The way rustc works today, if I want to enable inlining of small_foo across the crates, I need to at least add #[inline] pub fn small_foo(). Question: do I need #[inline] pub fn small_bar() as well?
From my fuzzy recollections of various profiling session, I believe that the answer is generally "yes". Is the definitive answer documented somewhere?
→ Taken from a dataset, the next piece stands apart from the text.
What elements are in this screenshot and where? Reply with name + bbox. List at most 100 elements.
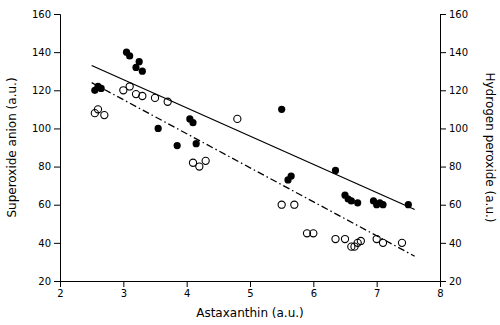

Are there any ready benchmarks I can run myself?
A quick test shows that for truly trivial cases (like a + b trivial), you get a full inline.
I was getting some strange output from cargo asm, though, so I don't know how much I trust it.
My guess from observations: one of two cases are true; in addition to the LLVM inlinehint, either
#[inline] gives you access to the MIR of the annotated function, but no more, meaning calls to unannotated functions are LLVM inlining barriers; you get MIR optimization but not LLVM; MIR inlining is working for some truly trivial cases; or
#[inline] gets you the full locally optimized version of the function, after LLVM inlining; this only considers locally known information in the subcrate; knowledge about the arguments cannot be used to drive further inlining through non-#[inline] calls, even if the knowledge would change inlining decisions.
I, of course, have no actual knowledge of what's going on, and this is just an educated guess that I had fun constructing.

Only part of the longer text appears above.